Leave it to Lebanon’s growing pains to get me writing again. I’ve been so wrapped up in other media and projects that my fingertips haven’t been still long enough to weave a coherent paragraph of word strings.
Last night, I went to the stars. I needed to be off the grid to get back on it, to reposition myself, to be aware that my time on this third rock from the sun is finite and, ultimately, negligible. Marcus Aurelius said, “what we do now echoes in eternity” and getting lost in a snapshot of the universe will remind you that you are a blip on the timeline of this planet, the planet that is slowly dying because no one feels like their choices have any impact. We want fewer motorcycles on the road but we want shawarma delivered to our doorstep at midnight. We want freedom of speech but we want to silence music or mask art that are reflections on and of our societal structures.

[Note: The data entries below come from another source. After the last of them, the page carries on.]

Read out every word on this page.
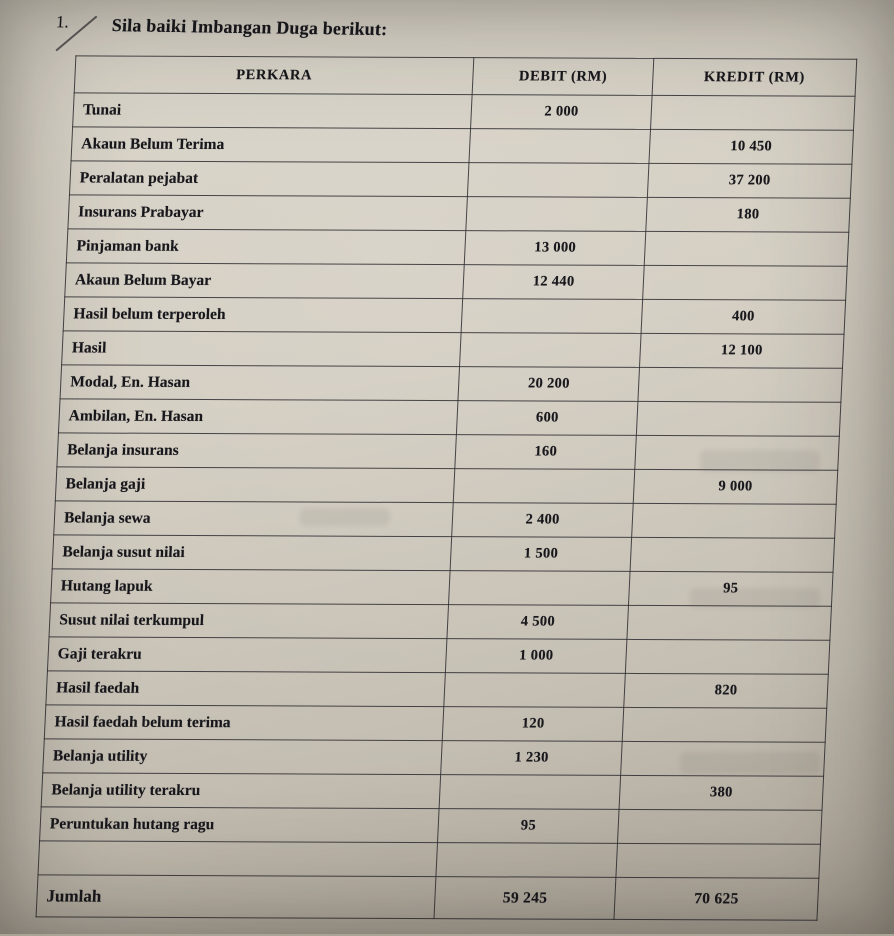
1. Sila baiki Imbangan Duga berikut:
PERKARA	DEBIT (RM)	KREDIT (RM)
Tunai	2 000	
Akaun Belum Terima		10 450
Peralatan pejabat		37 200
Insurans Prabayar		180
Pinjaman bank	13 000	
Akaun Belum Bayar	12 440	
Hasil belum terperoleh		400
Hasil		12 100
Modal, En. Hasan	20 200	
Ambilan, En. Hasan	600	
Belanja insurans	160	
Belanja gaji		9 000
Belanja sewa	2 400	
Belanja susut nilai	1 500	
Hutang lapuk		95
Susut nilai terkumpul	4 500	
Gaji terakru	1 000	
Hasil faedah		820
Hasil faedah belum terima	120	
Belanja utility	1 230	
Belanja utility terakru		380
Peruntukan hutang ragu	95	

Jumlah	59 245	70 625
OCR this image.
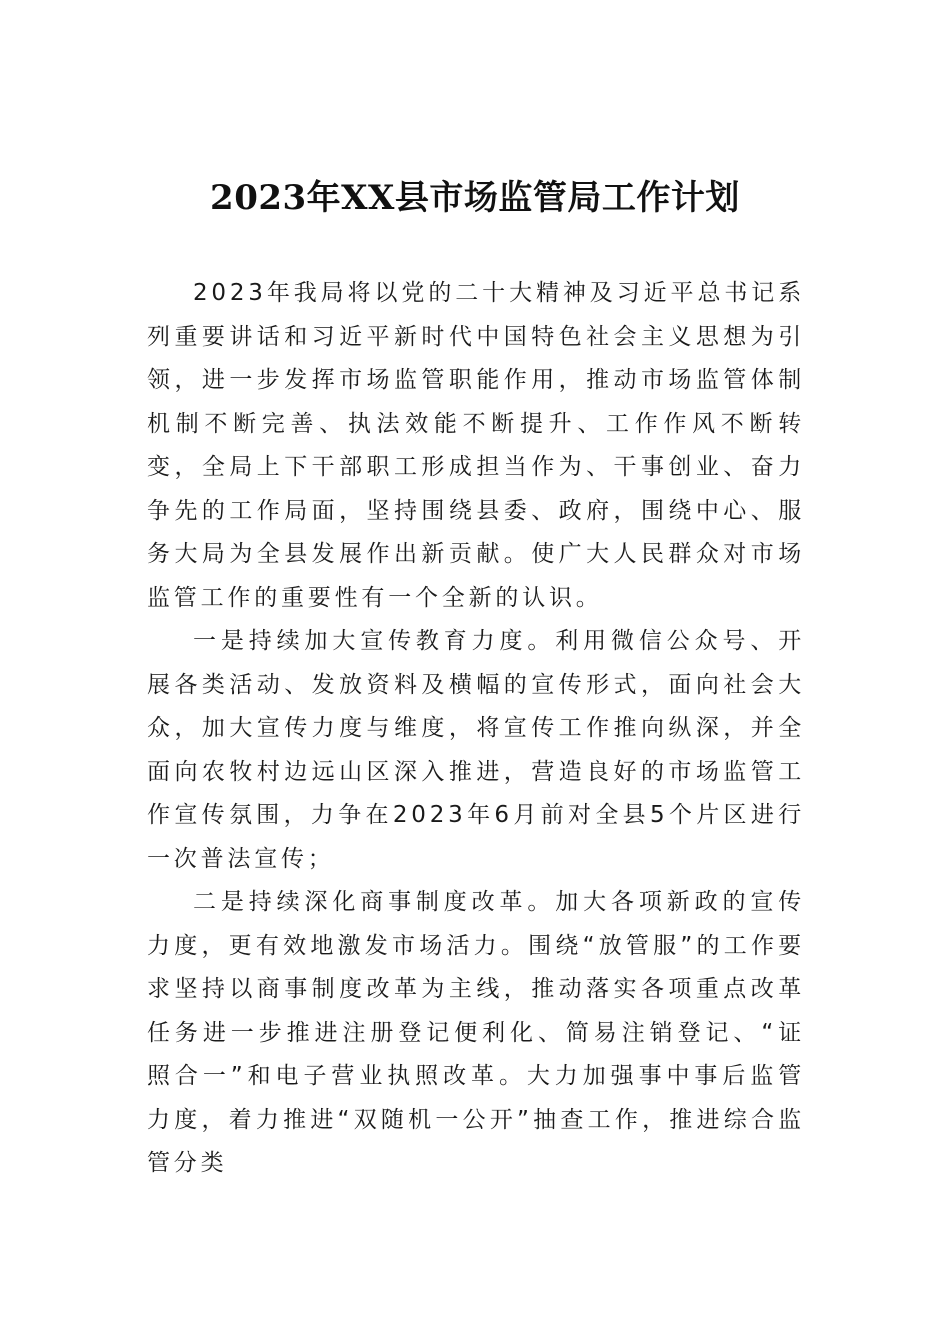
2023年XX县市场监管局工作计划

2023年我局将以党的二十大精神及习近平总书记系列重要讲话和习近平新时代中国特色社会主义思想为引领，进一步发挥市场监管职能作用，推动市场监管体制机制不断完善、执法效能不断提升、工作作风不断转变，全局上下干部职工形成担当作为、干事创业、奋力争先的工作局面，坚持围绕县委、政府，围绕中心、服务大局为全县发展作出新贡献。使广大人民群众对市场监管工作的重要性有一个全新的认识。

一是持续加大宣传教育力度。利用微信公众号、开展各类活动、发放资料及横幅的宣传形式，面向社会大众，加大宣传力度与维度，将宣传工作推向纵深，并全面向农牧村边远山区深入推进，营造良好的市场监管工作宣传氛围，力争在2023年6月前对全县5个片区进行一次普法宣传；

二是持续深化商事制度改革。加大各项新政的宣传力度，更有效地激发市场活力。围绕“放管服”的工作要求坚持以商事制度改革为主线，推动落实各项重点改革任务进一步推进注册登记便利化、简易注销登记、“证照合一”和电子营业执照改革。大力加强事中事后监管力度，着力推进“双随机一公开”抽查工作，推进综合监管分类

“Remember when music used to sway us?” – Lyrics from Comrades by Mashrou Leila
Khalil Azar, the cognoscenti of the astroadventurer group, BeirutVersus, mapped out where we were in relation to our geolocation and the summer season. A concept that stuck with me from his intro was that of Jupiter and its 3 moons. Gravitationally bound to one another, the system stabilizes as they resonate in space. In the sea of the Milky Way that flows out of the teapot asterism across the sky of Kfardebian, that glimmer of cosmic kinship was solacing.
The thought of entities orbiting harmoniously in vast darkness is the way we keep spinning and allowing for life to persist. We each have our own moons keeping us stabilized in a world that is geared to always veer into chaos. The second law of thermodynamics roughly dictates that we are not supposed to stabilize, that there is a constant loss of energy available to do work, that entropy will only increase as we continue to exist. No wonder the loss of a moon can throw you into a tailspin.

Last night’s universe by Anthony Ballouz
As Khalil continued to break down the stars with Arabic names, including the three that make up the Summer Triangle star formation, we quickly saw how influential our part of the world was in celestial documentation. Vega, one of the vertices of this triangle, is a loose transliteration of wāqi which means “falling” or “landing.”
A fellow stargazer then said, “Wein kinna w wein sirna.” *
“We’re still here,“ I said.
And yet, with the youth being shipped out in droves, their bags being packed by their own parents who shove them out the door, the collective attention being sidetracked because of a meme or a lyric while the country is Vega, falling further into decay – are we still here at all? The sky is the most basic record of the past and it could be that we’ve all but vanished to the eyes of beings across the galaxy. All this light is seen from a distance even though we’re long gone. It feels like this place is a sky full of ghosts.